For Jody Herring, questions have been raised over her early release from hospital with her lawyer David Sleigh calling the decision, “reckless and negligent” according to the Boston Globe. “Jody Herring should have remained involuntarily hospitalized for the mental health crisis she was in the midst of, as she was clearly a danger to herself and to others,’’ he wrote in court documents.

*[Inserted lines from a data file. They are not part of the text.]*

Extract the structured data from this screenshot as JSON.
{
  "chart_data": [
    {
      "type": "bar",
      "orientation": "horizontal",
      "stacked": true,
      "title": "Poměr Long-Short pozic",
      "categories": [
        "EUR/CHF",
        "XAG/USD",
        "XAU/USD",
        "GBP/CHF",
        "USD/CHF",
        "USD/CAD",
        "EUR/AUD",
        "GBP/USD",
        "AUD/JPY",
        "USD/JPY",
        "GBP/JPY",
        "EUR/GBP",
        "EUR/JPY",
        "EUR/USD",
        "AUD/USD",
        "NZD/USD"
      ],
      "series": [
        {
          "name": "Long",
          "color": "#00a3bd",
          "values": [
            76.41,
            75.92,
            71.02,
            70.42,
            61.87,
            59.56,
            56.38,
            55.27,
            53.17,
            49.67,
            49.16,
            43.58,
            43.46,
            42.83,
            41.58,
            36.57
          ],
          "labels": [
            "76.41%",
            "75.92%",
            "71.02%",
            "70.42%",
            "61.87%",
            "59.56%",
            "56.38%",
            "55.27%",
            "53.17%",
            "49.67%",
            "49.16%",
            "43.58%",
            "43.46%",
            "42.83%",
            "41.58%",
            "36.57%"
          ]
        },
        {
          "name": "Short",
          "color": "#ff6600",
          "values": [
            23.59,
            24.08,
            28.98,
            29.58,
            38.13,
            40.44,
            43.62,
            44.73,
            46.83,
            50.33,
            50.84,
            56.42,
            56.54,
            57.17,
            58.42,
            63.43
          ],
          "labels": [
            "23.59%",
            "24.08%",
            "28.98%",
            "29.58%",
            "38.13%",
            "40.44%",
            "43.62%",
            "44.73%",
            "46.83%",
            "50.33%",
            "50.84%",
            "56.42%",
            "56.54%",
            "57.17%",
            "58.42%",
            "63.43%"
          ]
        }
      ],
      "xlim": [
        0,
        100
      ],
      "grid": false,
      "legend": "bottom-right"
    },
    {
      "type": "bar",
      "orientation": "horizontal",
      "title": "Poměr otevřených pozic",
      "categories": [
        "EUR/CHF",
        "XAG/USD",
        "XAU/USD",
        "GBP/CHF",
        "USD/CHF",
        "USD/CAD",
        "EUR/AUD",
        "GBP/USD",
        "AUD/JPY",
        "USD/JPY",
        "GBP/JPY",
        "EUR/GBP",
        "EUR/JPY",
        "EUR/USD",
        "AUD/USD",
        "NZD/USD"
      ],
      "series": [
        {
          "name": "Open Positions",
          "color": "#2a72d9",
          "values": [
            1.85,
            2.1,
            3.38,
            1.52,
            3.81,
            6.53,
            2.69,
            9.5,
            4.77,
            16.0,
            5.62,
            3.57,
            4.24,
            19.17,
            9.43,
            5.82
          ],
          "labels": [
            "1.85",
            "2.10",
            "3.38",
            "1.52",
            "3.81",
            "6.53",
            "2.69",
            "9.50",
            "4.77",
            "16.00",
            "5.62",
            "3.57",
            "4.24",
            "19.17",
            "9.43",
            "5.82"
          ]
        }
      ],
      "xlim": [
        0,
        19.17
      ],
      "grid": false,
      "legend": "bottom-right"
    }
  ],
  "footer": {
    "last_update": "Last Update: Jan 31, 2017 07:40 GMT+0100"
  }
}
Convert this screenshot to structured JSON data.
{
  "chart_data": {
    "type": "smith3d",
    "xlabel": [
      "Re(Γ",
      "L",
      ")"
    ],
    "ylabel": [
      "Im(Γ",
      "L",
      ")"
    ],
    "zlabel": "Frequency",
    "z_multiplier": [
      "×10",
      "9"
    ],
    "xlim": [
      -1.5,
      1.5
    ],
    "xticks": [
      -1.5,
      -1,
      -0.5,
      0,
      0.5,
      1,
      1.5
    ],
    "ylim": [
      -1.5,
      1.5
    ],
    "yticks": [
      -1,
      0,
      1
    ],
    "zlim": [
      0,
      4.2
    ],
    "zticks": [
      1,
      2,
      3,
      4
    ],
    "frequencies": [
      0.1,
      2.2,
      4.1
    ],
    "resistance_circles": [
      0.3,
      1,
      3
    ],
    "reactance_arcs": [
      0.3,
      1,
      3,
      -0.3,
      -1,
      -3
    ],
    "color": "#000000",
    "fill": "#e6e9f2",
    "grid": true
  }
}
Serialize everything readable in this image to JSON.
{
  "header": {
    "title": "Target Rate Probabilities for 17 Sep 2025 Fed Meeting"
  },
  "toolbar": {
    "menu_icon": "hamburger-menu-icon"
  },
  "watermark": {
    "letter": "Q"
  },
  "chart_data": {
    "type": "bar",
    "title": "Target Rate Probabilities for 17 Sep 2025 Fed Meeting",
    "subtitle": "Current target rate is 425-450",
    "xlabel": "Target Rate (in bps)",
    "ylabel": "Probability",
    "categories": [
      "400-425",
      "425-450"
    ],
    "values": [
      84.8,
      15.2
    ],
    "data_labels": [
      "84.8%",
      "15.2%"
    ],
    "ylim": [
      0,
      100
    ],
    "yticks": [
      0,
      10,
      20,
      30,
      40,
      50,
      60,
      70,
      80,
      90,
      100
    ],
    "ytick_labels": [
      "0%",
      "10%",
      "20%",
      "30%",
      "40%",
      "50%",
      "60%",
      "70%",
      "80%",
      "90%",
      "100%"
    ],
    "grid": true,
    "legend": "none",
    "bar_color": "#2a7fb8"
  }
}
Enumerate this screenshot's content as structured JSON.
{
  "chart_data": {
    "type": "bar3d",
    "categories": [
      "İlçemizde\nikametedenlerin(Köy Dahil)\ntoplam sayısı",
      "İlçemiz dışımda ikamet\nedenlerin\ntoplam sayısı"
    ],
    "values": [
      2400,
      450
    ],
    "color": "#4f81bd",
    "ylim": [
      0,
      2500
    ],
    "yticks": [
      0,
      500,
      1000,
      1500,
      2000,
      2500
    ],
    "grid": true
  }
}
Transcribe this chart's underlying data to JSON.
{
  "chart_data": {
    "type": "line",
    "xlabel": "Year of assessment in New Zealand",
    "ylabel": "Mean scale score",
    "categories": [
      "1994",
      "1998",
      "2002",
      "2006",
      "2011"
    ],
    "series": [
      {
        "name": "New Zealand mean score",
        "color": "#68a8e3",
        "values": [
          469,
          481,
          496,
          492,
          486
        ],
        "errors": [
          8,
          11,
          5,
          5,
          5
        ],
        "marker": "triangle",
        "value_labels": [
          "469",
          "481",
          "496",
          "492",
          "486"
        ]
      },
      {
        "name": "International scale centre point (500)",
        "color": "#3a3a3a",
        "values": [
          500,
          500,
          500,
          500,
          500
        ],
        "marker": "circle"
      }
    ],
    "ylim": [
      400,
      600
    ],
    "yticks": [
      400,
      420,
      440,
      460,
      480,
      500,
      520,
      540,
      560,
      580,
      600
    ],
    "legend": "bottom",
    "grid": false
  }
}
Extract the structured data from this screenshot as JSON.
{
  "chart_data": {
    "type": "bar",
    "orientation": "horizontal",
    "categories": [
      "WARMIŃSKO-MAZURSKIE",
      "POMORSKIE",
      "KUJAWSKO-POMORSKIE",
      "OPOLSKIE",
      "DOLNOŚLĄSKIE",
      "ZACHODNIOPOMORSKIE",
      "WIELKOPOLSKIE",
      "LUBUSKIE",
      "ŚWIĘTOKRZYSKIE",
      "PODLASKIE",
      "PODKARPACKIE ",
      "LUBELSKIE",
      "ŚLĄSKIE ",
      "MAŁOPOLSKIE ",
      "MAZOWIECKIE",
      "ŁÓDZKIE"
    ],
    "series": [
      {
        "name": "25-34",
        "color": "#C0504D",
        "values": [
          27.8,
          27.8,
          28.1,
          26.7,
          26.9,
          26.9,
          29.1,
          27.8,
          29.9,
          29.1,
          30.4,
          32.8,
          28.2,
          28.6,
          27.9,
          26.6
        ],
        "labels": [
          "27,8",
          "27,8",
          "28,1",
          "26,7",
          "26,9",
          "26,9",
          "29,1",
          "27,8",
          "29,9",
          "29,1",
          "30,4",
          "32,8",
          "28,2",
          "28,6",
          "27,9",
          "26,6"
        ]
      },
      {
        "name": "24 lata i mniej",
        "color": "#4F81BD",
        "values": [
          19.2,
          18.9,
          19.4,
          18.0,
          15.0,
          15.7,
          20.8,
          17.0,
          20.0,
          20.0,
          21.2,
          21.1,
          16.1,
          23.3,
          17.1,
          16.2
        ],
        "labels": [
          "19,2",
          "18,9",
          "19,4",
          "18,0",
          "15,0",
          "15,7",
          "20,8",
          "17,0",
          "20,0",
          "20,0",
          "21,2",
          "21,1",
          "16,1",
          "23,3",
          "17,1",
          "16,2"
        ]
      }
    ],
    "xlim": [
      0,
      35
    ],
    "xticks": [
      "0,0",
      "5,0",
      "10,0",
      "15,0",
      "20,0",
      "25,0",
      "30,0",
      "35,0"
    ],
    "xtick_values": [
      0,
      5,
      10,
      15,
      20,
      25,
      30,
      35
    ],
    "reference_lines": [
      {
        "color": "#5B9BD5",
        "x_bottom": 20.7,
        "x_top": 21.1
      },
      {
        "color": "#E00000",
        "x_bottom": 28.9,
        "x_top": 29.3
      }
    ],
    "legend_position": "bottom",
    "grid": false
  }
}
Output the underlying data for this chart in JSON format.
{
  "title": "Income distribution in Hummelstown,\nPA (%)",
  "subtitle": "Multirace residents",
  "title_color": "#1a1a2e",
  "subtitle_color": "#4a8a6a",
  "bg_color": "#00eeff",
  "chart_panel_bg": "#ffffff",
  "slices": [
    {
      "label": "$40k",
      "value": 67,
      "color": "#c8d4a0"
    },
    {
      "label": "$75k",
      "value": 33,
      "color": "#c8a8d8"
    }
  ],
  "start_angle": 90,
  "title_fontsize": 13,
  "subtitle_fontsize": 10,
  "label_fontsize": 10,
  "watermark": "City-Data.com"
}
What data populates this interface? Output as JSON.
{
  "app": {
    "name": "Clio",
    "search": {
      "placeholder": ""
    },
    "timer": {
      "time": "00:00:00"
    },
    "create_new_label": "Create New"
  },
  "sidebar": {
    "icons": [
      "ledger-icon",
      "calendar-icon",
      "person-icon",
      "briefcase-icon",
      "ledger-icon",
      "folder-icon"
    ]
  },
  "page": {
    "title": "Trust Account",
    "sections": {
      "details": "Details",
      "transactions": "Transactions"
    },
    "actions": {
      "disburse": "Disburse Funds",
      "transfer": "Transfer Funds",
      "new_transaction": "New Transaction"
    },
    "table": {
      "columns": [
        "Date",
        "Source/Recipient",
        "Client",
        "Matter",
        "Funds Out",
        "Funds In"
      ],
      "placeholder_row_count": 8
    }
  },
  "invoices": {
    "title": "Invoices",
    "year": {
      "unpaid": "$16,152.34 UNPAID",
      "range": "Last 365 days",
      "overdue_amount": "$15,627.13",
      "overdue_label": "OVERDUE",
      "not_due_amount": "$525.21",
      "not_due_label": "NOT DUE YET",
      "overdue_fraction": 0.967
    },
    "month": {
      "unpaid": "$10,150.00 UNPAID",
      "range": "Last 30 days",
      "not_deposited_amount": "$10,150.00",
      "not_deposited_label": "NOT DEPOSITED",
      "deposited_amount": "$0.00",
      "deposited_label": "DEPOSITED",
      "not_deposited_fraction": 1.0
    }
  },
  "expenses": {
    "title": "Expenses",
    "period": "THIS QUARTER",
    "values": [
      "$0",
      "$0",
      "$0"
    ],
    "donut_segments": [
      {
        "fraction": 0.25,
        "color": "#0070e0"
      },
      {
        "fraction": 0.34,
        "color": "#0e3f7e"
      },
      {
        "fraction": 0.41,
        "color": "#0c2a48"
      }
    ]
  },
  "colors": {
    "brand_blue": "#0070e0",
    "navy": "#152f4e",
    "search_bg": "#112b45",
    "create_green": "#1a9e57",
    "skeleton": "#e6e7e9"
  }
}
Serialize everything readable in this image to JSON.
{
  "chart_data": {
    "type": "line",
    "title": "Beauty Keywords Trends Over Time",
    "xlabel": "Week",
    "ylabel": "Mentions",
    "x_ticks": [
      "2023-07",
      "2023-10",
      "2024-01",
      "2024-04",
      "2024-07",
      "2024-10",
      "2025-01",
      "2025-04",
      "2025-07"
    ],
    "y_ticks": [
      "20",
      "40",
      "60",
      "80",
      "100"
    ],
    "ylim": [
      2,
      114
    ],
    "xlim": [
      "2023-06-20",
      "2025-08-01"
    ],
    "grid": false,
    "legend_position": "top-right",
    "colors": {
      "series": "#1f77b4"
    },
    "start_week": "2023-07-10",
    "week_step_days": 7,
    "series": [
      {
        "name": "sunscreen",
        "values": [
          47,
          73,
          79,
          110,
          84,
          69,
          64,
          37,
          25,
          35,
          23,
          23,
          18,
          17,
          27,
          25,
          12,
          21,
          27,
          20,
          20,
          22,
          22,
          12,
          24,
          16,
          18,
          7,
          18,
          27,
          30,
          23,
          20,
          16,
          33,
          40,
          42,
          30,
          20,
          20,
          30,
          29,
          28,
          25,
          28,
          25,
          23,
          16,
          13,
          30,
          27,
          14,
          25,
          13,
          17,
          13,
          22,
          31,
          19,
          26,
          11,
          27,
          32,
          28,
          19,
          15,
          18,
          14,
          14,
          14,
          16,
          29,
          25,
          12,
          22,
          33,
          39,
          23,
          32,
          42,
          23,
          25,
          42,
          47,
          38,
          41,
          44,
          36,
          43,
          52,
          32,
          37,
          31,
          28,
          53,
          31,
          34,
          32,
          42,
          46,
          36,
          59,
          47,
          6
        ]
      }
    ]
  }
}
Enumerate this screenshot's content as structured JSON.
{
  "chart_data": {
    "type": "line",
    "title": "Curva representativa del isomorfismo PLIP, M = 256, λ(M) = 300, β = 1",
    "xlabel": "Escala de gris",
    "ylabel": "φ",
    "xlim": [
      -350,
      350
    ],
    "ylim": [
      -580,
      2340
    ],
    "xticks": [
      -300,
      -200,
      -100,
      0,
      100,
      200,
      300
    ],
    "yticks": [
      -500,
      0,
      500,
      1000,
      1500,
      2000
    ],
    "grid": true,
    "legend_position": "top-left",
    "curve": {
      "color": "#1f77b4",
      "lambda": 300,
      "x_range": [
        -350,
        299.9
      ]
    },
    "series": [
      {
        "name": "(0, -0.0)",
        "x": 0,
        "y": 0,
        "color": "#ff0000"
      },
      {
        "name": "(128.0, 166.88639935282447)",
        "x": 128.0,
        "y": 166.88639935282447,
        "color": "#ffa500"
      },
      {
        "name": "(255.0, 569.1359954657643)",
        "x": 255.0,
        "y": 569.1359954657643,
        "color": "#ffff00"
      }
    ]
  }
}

The number of homicides committed by those with a mental health condition is still unclear from the research in this field. Currently, most recent studies suggest that approximately 10% of all homicides carried out in the United States were perpetrated by an individual with severe and untreated psychiatric disorders. These statistics are also reflected in research looking at mental illness and homicide around the world, with 11% of individuals convicted of homicide or attempted homicide in Sweden between 1988 and 2001 having schizophrenia or bipolar disorder. In the UK, between 1996 and 1999 it was found that 5% of those convicted of homicide had schizophrenia, although when homicides in London were looked at alone across 1979 and 1980, this percentage rose to 11%.
A study in Australia by the Australian Institute of Criminology reported in 1999 that of 2821 homicides that occurred between July 1989 and June 1998, approximately 4.4% of offenders had a known mental illness at the time of the homicide. Furthermore, they found little evidence to support the homicide of strangers by those with severe mental illness. Instead, they highlighted that should an individual with mental illness they carry out violent acts; family members were more likely to be targeted.
Jody Herring is reported to have left threatening messages on the answering machine at her cousin and aunt’s residence hours before she shot and killed them. “You might want to stop… calling DCF or I’m going to come there and shoot your brains out,” she yelled down the phone reported The Independent. Soon after, Herring was detained by passers-by in the minutes after she fired two shots at Lara Sobel, killing her instantly, until the police arrived to take her into custody.
Her demeanour, reports said, was jovial. She was happy, joking and laughing with seemingly no concern or remorse for what she had just done. The outcome for Jody Herring after taking the lives of four people, three of whom her own family members, is a lifetime in prison. At her sentencing, Jody Herring addressed the court, “I’m very sorry. I can’t take back that day. I wish I could but I can’t.” she said. “I handle my stress so differently than anybody else does, and I wish could help myself.”